O serviço de músicas via streaming Spotify iniciou oficialmente nesta quarta-feira, 28, suas operações no Brasil. O sistema já estava disponível no país para quem conseguia um convite, mas agora está liberado para download.

Durante o período de pré-lançamento, 400 mil brasileiros se inscreveram para conseguir uma conta.

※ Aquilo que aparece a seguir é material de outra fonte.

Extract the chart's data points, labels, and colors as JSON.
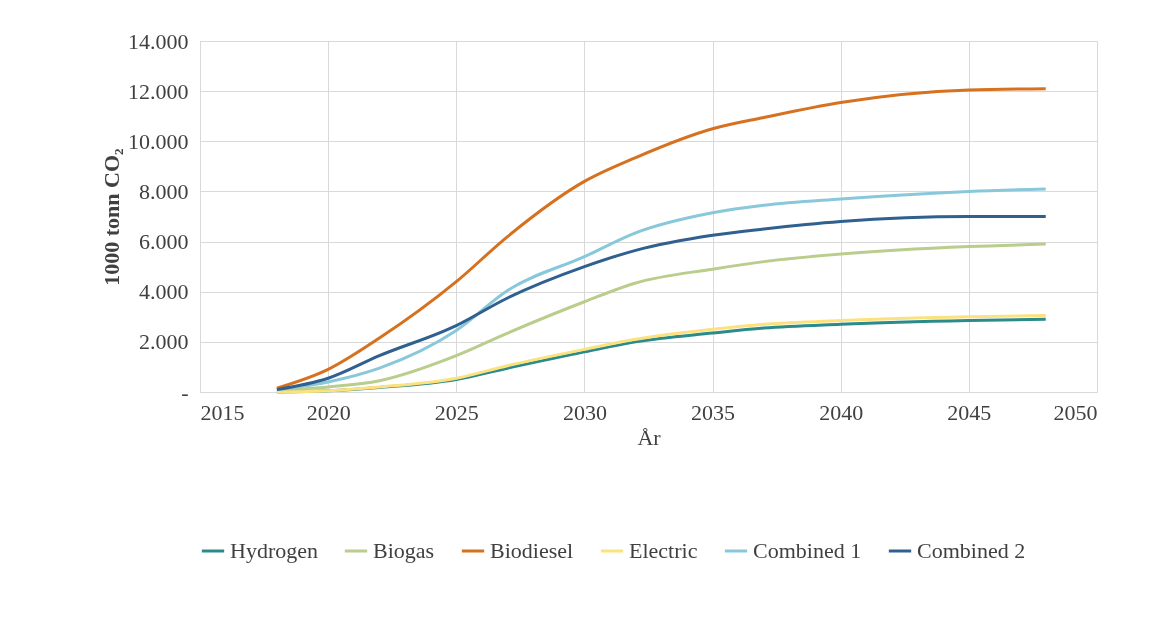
{
  "chart_data": {
    "type": "line",
    "xlabel": "År",
    "ylabel": "1000 tonn CO₂",
    "x": [
      2018,
      2020,
      2022,
      2025,
      2027,
      2030,
      2032,
      2035,
      2037,
      2040,
      2045,
      2048
    ],
    "series": [
      {
        "name": "Hydrogen",
        "color": "#2a8a8c",
        "values": [
          0,
          50,
          180,
          500,
          950,
          1600,
          2000,
          2350,
          2550,
          2700,
          2850,
          2900
        ]
      },
      {
        "name": "Biogas",
        "color": "#b9cd8c",
        "values": [
          50,
          200,
          450,
          1450,
          2350,
          3600,
          4350,
          4900,
          5200,
          5500,
          5800,
          5900
        ]
      },
      {
        "name": "Biodiesel",
        "color": "#d5711f",
        "values": [
          150,
          900,
          2150,
          4400,
          6200,
          8400,
          9350,
          10500,
          10950,
          11550,
          12050,
          12100
        ]
      },
      {
        "name": "Electric",
        "color": "#fce27e",
        "values": [
          0,
          50,
          200,
          550,
          1050,
          1700,
          2100,
          2500,
          2700,
          2850,
          3000,
          3050
        ]
      },
      {
        "name": "Combined 1",
        "color": "#88c8da",
        "values": [
          100,
          400,
          950,
          2450,
          4050,
          5400,
          6350,
          7150,
          7450,
          7700,
          8000,
          8100
        ]
      },
      {
        "name": "Combined 2",
        "color": "#2f6090",
        "values": [
          100,
          550,
          1450,
          2650,
          3750,
          5000,
          5650,
          6250,
          6500,
          6800,
          7000,
          7000
        ]
      }
    ],
    "xlim": [
      2015,
      2050
    ],
    "xticks": [
      2015,
      2020,
      2025,
      2030,
      2035,
      2040,
      2045,
      2050
    ],
    "ylim": [
      0,
      14000
    ],
    "yticks": [
      {
        "value": 0,
        "label": "-"
      },
      {
        "value": 2000,
        "label": "2.000"
      },
      {
        "value": 4000,
        "label": "4.000"
      },
      {
        "value": 6000,
        "label": "6.000"
      },
      {
        "value": 8000,
        "label": "8.000"
      },
      {
        "value": 10000,
        "label": "10.000"
      },
      {
        "value": 12000,
        "label": "12.000"
      },
      {
        "value": 14000,
        "label": "14.000"
      }
    ],
    "grid": true,
    "legend": "bottom",
    "line_style": "solid",
    "marker": "none"
  }
}
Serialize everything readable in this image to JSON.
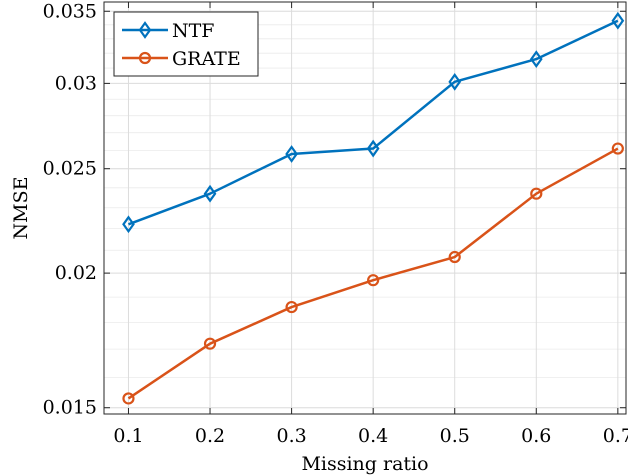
{
  "chart_data": {
    "type": "line",
    "xlabel": "Missing ratio",
    "ylabel": "NMSE",
    "y_scale": "log",
    "xlim": [
      0.07,
      0.71
    ],
    "ylim": [
      0.0148,
      0.0357
    ],
    "x_ticks": [
      "0.1",
      "0.2",
      "0.3",
      "0.4",
      "0.5",
      "0.6",
      "0.7"
    ],
    "y_ticks": [
      "0.015",
      "0.02",
      "0.025",
      "0.03",
      "0.035"
    ],
    "grid": true,
    "legend_position": "top-left",
    "x": [
      0.1,
      0.2,
      0.3,
      0.4,
      0.5,
      0.6,
      0.7
    ],
    "series": [
      {
        "name": "NTF",
        "marker": "diamond",
        "color": "#0072bd",
        "values": [
          0.0222,
          0.0237,
          0.0258,
          0.0261,
          0.0301,
          0.0316,
          0.0343
        ]
      },
      {
        "name": "GRATE",
        "marker": "circle",
        "color": "#d95319",
        "values": [
          0.0153,
          0.0172,
          0.0186,
          0.0197,
          0.0207,
          0.0237,
          0.0261
        ]
      }
    ]
  }
}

Lançado em 2008 na Suécia, onde já responde por 70% do faturamento da indústria da música, o serviço já conta com mais de 40 milhões de usuários ativos em todo mundo. Destes, mais de 10 milhões são assinantes “premium”, que pagam uma mensalidade por suas contas.

O catálogo do Spotify conta com mais de 30 milhões de músicas.

Para utilizar o serviço, é possível optar entre a conta gratuita e a premium.

A gratuita tem streaming ilimitado via web e nos apps do serviço para PCs, Macs e dispositivos móveis. O usuário gratuito visualiza e ouve anúncios durante a utilização do sistema.

Quem opta por desenbolsar US$ 5,99 pela conta premium não tem mais contato com anúncios, consegue melhor qualidade de som e pode fazer download de músicas, para serem ouvidas dentro do sistema quando o usuário estiver offline. 

Inicialmente as contas Premium estão sendo cobradas em dólares, com pagamento via cartões internacionais.

Há um movimento na companhia para passar a fazer a combrança na moeda brasileira. O preço nacional será R$ 14,90.

O Spotify conta com um sistema de recomendação de conteúdo baseado nos hábitos do usuário e também com um sistema de curadoria, com playlists temáticas criadas por especialistas e por outros usuários.

Conectando a conta com o Facebok, é possível seguir outros usuários, compartilhar o que está ouvindo e criar e compartilhar playlists. 

O streaming já opera em 57 países no mundo, 17 deles na América Latina. 

Desde sua fundação, o Spotify já gerou mais de U$ 1 bilhão em royalties referentes a direitos autorais para artistas, compositores, gravadoras e editoras musicais.

O serviço é considerado a segunda maior fonte de renda do mercado da música digital na Europa, segundo levantamento da Federação Internacional da Indústria Fonográfica (IFPI).